Abstract:
The invention relates to an apparatus in a computer system for transmitting signals from one processor to one or several other processors connected to the same bus system so that the signals having priority are transmitted without time delay and that the sequence of signals without priority is not changed. Each processor contains a sender buffer for sending all the signals and a queue buffer for storing signals without priority. If signals having no priority prevent signals having priority from being transmitted through the bus system because of congestion in the receiving equipment, the apparatus allows such signal having no priority to move from the sender buffer to the first place in said queue buffer. The apparatus also includes detecting means which activate a logical circuit when the following conditions are fulfilled: 
     a the sender buffer is occupied; 
     b there is congestion in the receiving device; 
     c the signal in the sender buffer is a signal without priority; and 
     d a signal having priority is to be fed into the sender buffer 
     When the logical circuit is activated it delivers an output to a control signal circuit which, when activated, produces a signal on a first output and with a slight time delay produces a signal on a second output. The first of these output signals activates gate circuits for moving the contents of the sender buffer into the first place in the queue buffer. The second of said output signals activates a gate circuit for feeding the signal having priority into the sender buffer.

Description:
BACKGROUND OF THE INVENTION 
     The invention relates to apparatus in a computer system for transmitting signals from one processor to one or several other processors connected to the same bus system wherein each processor contains a sender buffer for sending all the signals and a queue buffer for storing signals without priority, so that the signals having priority are transmitted without time delay and that the sequence of signals without priority is not changed. 
     In computer systems there is a need for exchange of signal information between processors connected to the same bus system.

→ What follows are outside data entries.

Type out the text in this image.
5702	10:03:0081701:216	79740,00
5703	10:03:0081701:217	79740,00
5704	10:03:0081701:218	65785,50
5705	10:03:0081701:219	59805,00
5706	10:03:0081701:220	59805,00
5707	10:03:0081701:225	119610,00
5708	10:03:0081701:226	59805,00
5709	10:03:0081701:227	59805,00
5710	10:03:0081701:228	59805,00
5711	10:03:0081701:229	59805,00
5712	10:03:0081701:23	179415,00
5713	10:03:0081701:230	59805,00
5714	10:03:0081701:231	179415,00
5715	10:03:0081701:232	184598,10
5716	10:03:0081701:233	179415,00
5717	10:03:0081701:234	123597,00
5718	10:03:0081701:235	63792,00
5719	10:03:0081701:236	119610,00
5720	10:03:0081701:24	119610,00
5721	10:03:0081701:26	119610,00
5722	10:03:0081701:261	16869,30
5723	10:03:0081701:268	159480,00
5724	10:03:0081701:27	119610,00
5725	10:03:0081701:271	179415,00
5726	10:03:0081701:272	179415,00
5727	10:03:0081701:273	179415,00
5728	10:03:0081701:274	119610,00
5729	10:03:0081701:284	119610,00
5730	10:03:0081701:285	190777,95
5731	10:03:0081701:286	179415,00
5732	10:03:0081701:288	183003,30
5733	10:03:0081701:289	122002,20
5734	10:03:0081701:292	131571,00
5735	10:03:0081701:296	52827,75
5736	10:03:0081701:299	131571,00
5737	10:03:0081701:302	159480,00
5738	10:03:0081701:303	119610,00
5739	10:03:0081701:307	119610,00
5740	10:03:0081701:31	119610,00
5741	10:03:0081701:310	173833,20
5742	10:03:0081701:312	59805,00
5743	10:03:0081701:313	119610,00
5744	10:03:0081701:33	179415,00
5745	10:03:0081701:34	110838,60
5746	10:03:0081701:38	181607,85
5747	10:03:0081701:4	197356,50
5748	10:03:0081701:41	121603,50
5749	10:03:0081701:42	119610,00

During such a signal exchange the problem arises that the processors treat the signals very rapidly in relation to the delay through the signal transmitting means, so that queues arise. The occurrence of queues will result in worse utilization of the capacity of the processors as they are subject to long periods of waiting. 
     In order to solve the problem that queues arise in known systems a buffer memory of some kind is used, e.g., as is shown in the Swedish Patent application No. 313.849. The disadvantage of known systems is that no difference is made between signals with no priority and signals having priority when loading them into the sender buffer thus a signal without priority that will be sent to the processor can be waiting and block a signal having priority that will be sent to another processor. 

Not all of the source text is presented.